Ela também depende de equipamentos específicos (câmeras, gruas, travellings, equipamentos de som, ilha de edição), de profissionais altamente qualificados (diretores, técnicos e atores), de matéria-prima (filme fotossensível ou fitas digitais) e, principalmente, de uma infraestrutura empresarial complexa, que atenda a todas as fases de elaboração, constituição e comercialização do filme, criando uma estrutura que demanda grandes investimentos de capital.

No caso da indústria cinematográfica (…) não só a exploração distribuição/comercialização],mas a própria criação requer capitais consideráveis e, por isso, a empresa, ao encomendar a confecção de um filme, forçosamente tende a impor desde o início os princípios que lhe parecem certos. (ROSENFELD, 2002: 36)

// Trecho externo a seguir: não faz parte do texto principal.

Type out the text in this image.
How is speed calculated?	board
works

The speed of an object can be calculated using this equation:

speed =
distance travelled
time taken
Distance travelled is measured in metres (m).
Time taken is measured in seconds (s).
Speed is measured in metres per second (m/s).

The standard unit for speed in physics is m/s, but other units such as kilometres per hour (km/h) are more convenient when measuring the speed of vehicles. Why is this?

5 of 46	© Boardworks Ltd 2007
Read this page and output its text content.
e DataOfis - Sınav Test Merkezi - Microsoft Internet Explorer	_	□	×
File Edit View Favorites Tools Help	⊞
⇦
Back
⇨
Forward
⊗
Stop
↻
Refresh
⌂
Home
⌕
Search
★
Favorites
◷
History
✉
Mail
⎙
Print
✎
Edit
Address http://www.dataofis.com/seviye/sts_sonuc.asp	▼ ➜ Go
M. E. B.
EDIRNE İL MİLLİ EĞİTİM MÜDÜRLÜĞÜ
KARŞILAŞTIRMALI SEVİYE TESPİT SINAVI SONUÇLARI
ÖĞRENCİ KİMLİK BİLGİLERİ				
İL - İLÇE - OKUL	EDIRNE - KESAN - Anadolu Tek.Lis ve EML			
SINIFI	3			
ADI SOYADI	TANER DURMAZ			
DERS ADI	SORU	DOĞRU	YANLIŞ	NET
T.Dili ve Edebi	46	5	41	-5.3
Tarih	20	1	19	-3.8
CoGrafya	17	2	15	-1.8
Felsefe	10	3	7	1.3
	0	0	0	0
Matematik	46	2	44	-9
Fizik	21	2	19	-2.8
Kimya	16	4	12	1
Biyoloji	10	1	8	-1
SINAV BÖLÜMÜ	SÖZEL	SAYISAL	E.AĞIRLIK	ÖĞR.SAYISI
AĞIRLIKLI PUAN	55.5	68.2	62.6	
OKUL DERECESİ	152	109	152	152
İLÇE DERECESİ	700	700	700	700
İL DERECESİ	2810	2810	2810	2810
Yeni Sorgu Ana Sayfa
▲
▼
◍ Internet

Nesse trecho, fica explícito um dos pontos negativos da relação entre arte e indústria. Os padrões de relacionamento com a cultura, em se tratando de indústria cultural, mudam, uma vez que ela passa também a ser concebida como um “investimento comercial” (ORTIZ, 2001: 144). Este é o grande choque da indústria do entretenimento: como conciliar uma forma de expressão artística (bens intangíveis) com os interesses de compra e venda de produto (bens tangíveis)? Essa fórmula, quando descoberta, é repetida à exaustão, fazendo com que a obra siga certos padrões comerciais que nem sempre se adéquam às reais necessidades do produto artístico. Outro ponto negativo é a limitação da liberdade artística em detrimento das imposições por parte dos investidores, os quais possuem “em suas mãos” o controle do que será ou não veiculado.

Da constituição da narrativa clássica de Hollywood até sua consolidação como linguagem cinematográfica hegemônica, passando pelas reivindicações dos cinemas nacionais (Neo-realismo, Nouvelle Vague, Cinema Novo, Nuevo Cine, entre outros), a relação dialética entre criação e consumo foi (é e será) a força motriz das diferentes teorias e movimentos cinematográficos. Isso na medida em que questões estéticas estão ligadas a questões éticas, políticas e sociais que perpassaram esses mais de cem anos de cinema (STAM, 2003).

Por se tratar de um meio expressivo que manipula em ampla escala os valores culturais, é importante que sejam analisados os aspectos econômicos, técnicos e, principalmente, político-sociais que permeiam essa linguagem. Desse modo, a partir da necessidade de um melhor conhecimento dos mecanismos que regem a comercialização do filme nacional em nosso mercado, esta pesquisa teve como objetivo obter dados os mais concretos da atividade econômica na qual a indústria cinematográfica nacional está estruturada, como os mecanismos de comercialização estão se articulando hoje e quais seus resultados.

*Trecho da introdução do livro “O filme nas telas: a distribuição do cinema nacional”, de Hadija Chalupe da Silva, selecionado no Prêmio SAV para Publicação de Pesquisa em Cinema e Audiovisual (2009-2010).